Мистер Ллевеллин трусцой пробежался до плитки, отмечавшей место напротив арки под башней с часами.
— Эта линия, Селкирк, — он провел огромным кедом по старинному каменному желобу, — старт и она же финиш. Подравняйтесь, вы оба!
Лоам уткнулся носами кроссовок в каменный желоб и слегка подпрыгивал, как боксер на разминке, обхватывал свое тело руками, вскидывая колени к груди, распрямлял плечи, тряс ими, качал из стороны в сторону головой. Я нехотя подошел к нему. В жизни мне частенько хотелось, чтобы земля разверзлась и поглотила меня, но, увы, я достаточно разбирался в геологии и понимал, что чуда не произойдет. Еще в Калифорнии я мог бы надеяться, что меня спасет разлом Сан-Андреас, но здесь, в Англии, подо мной была твердая земля и приходилось терпеть все это неблагожелательное внимание. Десятки глаз смотрели на меня, хотя я вовсе не хотел этих взглядов, десятки ртов шептали то, чего я вовсе не хотел, чтобы про меня шептали. Я же знал, о чем они. Странная прическа. Сам неуклюжий. А очочки-то, очочки. Ботан!
Я стоял столбом на старте, сердце колотилось, глаз не сводил с большой золотой стрелки, подползавшей к двенадцати.
И вдруг вся толпа детишек смолкла.
И Лоам вдруг замер рядом со мной.
«Ровно в полдень»[8], вспомнилось мне.
Дурацкое английское состязание вдруг превратилось в американскую дуэль, Лоам и я — противники, хоть и стоим бок о бок, а не лицом к лицу. Но я знал, уже в тот миг, до начала поединка: я убит.

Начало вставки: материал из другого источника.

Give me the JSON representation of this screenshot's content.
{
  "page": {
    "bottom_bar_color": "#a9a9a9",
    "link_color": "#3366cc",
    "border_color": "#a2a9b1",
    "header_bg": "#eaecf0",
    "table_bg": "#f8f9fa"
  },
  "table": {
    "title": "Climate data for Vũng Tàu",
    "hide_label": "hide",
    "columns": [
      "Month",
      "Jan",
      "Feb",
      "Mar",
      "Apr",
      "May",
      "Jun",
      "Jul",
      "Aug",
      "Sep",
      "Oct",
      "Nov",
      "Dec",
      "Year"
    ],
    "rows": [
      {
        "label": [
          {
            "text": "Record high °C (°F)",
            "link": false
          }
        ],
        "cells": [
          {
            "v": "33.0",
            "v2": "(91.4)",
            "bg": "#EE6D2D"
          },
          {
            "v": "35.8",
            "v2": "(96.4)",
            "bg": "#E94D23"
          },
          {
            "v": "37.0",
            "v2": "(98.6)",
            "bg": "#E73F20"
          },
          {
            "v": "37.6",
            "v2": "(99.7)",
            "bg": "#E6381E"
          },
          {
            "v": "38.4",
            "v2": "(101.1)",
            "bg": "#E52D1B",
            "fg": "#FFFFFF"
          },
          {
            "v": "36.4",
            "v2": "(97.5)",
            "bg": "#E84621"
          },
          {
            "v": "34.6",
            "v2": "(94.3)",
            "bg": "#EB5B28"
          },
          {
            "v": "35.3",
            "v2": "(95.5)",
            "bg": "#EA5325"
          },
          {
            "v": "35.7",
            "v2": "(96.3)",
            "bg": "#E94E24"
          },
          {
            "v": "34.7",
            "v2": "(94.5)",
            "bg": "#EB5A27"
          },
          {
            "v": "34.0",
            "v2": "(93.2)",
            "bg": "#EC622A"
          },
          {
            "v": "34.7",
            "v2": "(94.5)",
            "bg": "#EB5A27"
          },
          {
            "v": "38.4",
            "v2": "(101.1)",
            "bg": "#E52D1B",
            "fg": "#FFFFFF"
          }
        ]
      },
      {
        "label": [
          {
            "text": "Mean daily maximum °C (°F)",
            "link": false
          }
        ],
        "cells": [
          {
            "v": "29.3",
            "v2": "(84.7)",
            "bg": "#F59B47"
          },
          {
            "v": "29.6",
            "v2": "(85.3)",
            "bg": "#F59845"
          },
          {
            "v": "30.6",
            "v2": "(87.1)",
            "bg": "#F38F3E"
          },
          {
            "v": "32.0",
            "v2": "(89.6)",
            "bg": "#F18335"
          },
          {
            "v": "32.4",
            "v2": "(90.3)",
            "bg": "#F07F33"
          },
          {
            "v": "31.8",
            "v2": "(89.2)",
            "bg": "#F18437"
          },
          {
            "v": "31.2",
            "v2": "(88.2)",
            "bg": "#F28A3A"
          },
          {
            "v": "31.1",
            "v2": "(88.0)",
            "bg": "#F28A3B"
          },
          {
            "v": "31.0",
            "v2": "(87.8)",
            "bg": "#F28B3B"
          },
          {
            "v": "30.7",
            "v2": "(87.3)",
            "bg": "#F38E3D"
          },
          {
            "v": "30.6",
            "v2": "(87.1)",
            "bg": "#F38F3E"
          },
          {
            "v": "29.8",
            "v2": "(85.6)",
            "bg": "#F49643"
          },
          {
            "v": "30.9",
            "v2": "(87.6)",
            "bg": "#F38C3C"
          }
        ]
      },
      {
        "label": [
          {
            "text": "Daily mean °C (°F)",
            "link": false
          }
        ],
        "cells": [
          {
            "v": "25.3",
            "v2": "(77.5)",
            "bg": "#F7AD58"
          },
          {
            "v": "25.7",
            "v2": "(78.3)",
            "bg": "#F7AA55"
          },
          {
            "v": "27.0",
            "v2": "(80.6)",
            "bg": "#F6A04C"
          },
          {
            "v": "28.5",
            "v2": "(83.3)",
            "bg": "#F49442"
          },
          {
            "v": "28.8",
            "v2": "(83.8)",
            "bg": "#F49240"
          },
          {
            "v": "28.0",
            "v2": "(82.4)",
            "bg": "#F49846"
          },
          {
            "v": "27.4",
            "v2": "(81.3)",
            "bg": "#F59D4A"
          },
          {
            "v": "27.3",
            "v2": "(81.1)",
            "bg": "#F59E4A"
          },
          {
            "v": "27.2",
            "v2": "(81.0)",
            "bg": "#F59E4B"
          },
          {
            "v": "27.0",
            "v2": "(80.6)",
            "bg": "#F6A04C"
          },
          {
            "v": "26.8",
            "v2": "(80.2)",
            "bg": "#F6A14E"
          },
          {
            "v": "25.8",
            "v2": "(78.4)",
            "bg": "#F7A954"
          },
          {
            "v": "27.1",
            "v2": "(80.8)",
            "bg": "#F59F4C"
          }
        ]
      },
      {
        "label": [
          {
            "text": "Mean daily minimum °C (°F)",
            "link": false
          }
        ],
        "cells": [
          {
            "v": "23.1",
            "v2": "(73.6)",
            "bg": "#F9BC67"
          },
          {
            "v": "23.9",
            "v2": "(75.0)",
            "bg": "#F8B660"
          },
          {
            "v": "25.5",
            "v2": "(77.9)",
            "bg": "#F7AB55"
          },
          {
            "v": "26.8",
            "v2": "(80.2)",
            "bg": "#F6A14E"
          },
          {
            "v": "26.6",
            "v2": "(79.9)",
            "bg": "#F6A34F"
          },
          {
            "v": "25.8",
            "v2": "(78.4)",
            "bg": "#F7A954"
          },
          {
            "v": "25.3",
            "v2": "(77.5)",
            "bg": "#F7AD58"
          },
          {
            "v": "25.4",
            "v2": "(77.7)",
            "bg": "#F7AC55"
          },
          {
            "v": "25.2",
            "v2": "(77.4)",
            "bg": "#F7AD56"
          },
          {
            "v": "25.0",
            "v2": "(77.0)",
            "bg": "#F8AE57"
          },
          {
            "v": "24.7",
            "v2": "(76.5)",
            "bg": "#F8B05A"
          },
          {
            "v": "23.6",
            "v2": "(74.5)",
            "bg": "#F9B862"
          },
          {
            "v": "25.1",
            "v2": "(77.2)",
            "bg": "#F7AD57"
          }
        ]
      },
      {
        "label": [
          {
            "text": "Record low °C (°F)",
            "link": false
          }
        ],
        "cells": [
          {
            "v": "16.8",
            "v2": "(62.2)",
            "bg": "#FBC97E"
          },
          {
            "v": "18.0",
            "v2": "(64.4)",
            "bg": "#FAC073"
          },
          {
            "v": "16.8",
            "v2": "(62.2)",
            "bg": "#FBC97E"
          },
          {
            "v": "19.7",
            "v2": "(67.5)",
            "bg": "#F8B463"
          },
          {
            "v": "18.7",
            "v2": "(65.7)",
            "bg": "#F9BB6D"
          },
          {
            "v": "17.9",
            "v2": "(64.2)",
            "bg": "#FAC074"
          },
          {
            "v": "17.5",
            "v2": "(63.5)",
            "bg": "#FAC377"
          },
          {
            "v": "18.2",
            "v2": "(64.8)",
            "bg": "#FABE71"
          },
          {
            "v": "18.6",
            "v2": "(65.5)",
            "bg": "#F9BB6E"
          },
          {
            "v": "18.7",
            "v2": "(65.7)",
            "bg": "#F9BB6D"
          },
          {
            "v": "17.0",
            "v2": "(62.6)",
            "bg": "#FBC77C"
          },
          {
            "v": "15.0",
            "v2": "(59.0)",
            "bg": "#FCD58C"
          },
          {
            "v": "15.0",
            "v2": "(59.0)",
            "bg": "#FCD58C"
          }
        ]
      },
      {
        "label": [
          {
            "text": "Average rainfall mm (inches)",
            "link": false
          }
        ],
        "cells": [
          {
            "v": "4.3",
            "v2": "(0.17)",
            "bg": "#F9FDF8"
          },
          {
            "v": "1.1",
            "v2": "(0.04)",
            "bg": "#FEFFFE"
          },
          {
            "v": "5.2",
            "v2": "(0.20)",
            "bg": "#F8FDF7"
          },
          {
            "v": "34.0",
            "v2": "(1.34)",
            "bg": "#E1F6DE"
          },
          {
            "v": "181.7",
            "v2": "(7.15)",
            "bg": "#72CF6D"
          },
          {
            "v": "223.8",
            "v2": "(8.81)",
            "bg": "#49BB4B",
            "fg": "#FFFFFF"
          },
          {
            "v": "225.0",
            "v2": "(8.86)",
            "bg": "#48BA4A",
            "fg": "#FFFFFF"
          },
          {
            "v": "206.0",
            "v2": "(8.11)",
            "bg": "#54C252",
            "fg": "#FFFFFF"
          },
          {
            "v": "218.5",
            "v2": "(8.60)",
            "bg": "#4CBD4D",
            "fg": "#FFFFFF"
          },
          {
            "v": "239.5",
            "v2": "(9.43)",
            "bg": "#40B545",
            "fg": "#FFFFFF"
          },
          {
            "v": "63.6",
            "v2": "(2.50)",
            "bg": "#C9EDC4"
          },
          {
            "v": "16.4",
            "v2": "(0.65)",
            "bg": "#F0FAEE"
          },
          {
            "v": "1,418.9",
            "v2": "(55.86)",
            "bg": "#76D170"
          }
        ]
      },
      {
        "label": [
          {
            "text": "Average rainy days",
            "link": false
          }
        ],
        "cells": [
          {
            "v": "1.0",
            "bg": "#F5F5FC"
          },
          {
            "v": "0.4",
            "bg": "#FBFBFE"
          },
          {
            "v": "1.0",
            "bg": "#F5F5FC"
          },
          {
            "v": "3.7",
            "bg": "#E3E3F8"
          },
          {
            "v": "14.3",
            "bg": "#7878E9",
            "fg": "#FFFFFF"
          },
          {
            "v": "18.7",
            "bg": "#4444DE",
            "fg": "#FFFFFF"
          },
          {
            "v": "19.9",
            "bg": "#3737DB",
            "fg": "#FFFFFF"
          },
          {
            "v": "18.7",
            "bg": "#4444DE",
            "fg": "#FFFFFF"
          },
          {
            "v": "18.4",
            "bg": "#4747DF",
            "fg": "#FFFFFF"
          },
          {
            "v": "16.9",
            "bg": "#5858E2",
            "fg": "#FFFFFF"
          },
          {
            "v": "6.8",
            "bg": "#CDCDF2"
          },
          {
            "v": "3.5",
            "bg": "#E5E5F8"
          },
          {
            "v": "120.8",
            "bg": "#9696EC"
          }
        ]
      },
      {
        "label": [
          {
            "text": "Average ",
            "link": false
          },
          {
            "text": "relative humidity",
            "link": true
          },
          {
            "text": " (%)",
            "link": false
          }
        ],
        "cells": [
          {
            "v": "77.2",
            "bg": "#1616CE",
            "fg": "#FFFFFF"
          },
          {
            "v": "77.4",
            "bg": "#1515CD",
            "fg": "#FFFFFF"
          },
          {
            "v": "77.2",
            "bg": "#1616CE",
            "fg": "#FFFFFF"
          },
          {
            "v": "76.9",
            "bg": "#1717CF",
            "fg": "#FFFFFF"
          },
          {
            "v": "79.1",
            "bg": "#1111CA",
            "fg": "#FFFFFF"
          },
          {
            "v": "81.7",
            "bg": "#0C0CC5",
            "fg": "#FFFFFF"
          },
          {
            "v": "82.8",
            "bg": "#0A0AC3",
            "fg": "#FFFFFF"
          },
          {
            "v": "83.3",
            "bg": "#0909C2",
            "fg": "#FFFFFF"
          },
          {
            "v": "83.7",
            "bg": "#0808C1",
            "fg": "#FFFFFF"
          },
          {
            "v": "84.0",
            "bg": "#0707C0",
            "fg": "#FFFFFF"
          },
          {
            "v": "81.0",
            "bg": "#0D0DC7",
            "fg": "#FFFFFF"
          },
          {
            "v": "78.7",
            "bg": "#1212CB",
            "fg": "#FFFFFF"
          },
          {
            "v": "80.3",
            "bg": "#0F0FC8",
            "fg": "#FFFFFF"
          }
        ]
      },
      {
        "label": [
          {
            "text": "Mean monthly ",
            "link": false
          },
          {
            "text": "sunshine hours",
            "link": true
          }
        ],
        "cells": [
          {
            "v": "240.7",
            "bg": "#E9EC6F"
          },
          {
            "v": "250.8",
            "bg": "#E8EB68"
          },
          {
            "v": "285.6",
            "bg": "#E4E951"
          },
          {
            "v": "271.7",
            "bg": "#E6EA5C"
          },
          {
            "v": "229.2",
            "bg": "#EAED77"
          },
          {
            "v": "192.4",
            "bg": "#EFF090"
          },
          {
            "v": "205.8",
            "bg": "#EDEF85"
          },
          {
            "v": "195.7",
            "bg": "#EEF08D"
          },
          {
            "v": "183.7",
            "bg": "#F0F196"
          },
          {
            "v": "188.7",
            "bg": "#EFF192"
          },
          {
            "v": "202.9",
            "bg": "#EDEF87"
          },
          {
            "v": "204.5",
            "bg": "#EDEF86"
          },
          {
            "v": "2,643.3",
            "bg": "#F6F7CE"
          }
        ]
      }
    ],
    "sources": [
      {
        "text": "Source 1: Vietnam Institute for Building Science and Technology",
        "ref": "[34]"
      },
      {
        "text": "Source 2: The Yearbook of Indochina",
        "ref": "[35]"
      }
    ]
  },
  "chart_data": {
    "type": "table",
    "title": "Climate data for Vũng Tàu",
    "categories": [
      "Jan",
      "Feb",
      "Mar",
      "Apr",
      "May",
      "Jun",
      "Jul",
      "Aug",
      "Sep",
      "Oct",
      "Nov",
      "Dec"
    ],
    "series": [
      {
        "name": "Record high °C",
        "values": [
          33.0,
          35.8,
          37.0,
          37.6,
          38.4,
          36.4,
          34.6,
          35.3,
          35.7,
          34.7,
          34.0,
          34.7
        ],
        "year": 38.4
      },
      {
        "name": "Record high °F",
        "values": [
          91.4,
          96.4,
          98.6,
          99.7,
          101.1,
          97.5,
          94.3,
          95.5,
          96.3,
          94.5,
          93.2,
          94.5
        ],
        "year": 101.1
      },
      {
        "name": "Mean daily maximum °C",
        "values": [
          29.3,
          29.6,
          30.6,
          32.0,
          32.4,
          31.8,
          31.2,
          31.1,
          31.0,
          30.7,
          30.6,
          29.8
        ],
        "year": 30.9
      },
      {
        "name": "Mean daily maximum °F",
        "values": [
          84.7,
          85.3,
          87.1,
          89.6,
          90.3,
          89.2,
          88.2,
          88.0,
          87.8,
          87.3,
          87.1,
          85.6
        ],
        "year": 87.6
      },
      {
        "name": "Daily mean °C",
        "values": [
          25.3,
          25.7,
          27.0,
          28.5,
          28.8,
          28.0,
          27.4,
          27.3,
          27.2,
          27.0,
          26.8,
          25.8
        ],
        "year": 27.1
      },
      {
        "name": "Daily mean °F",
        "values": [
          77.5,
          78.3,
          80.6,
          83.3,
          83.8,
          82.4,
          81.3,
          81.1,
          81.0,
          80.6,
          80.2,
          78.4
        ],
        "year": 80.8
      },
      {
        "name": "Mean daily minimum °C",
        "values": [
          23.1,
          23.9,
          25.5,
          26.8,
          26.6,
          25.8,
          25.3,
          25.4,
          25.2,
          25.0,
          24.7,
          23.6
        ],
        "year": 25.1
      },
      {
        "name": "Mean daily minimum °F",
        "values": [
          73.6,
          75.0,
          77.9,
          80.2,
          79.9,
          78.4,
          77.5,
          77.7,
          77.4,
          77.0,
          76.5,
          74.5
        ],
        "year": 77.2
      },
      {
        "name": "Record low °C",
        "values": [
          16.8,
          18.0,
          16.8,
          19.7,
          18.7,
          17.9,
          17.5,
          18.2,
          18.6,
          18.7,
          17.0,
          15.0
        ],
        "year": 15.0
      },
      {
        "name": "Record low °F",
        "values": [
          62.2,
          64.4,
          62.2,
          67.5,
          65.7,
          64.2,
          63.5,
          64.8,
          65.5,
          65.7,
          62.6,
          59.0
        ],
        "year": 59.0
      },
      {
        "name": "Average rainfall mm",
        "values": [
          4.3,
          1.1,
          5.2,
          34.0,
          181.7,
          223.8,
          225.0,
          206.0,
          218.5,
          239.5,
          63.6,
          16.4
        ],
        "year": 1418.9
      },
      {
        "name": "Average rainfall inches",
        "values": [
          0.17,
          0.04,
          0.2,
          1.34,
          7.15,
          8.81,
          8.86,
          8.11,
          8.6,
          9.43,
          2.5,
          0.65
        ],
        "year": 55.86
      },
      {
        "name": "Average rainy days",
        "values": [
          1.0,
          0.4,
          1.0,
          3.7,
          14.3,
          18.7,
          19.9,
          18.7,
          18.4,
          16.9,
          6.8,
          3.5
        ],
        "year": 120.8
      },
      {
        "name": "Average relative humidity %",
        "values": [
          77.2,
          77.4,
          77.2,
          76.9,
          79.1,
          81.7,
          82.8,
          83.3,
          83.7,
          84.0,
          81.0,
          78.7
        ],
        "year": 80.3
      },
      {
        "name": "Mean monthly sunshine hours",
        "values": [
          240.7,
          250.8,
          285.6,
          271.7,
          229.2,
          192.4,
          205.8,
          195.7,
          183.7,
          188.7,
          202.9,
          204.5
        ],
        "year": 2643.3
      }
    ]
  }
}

В последнюю миллисекунду перед тем, как зазвонили колокола, я перестал следить за золотой стрелкой и уставился прямо на ту дорожку, по которой предстояло бежать. Но тут промелькнула золотая искра — не от стрелки, — она, очевидно, слегка пошевелилась, переступила с ноги на ногу или подалась вперед, чтобы лучше видеть, и я повернул голову, чтобы лучше ее рассмотреть. У нее были золотые волосы, подвязанные высоким хвостом. Непослушные пряди, нежные, почти белые, выскальзывали из хвоста и вились вокруг идеального овала лица. Чистая бледная кожа, щеки чуть розовели, словно бутоны магнолии. У нее были полные розовые губы и такой изящный маленький нос и такие синие глаза, никогда прежде я не видел такого цвета — три года спустя я увижу подобный оттенок безоблачного неба над необитаемым островом. Времени гадать, какие записи эта богиня выбрала бы для необитаемого острова, не оставалось: часы на башне принялись отбивать четверть, и я побежал. Я знал, что Лоама не победить, но не был готов к тому, как невероятно быстро он бегает. Он понесся вперед по мощеной дорожке, словно супергерой, каменная крошка полетела мне в лицо. Ему бы еще плащ, развевающийся за плечами. Не отзвонила первая четверть, а он уже пошел на поворот. Я слышал, как весь класс приветствует Лоама, распевая его имя. Никто и не думал подбодрить меня.
Бегать я не умел. Я очень домашний зверь. Когда я не занимался с мамой или с папой, я по большей части сидел в своей комнате — читал, играл, что-то изобретал. Обычная жизнь научного крота.
Пока я пробежал первую сторону квадрата, у меня уже смертельно кололо в боку, так что я захромал и пошел вприпрыжку. Ужасно много потерял на этом времени. Потом я немного проскакал трусцой, в бок впивались иголки, легкие лопались. Три четверти пробило прежде, чем я добрался до второго поворота. Четвертая четверть — Лоам под восторженные крики пересек финишную черту. И повисло мрачное молчание, весь класс с каменными лицами наблюдал, как я трясусь трусцой, жалостно хромая. До четвертой стороны квадрата я дополз в тот момент, когда часы начали бить.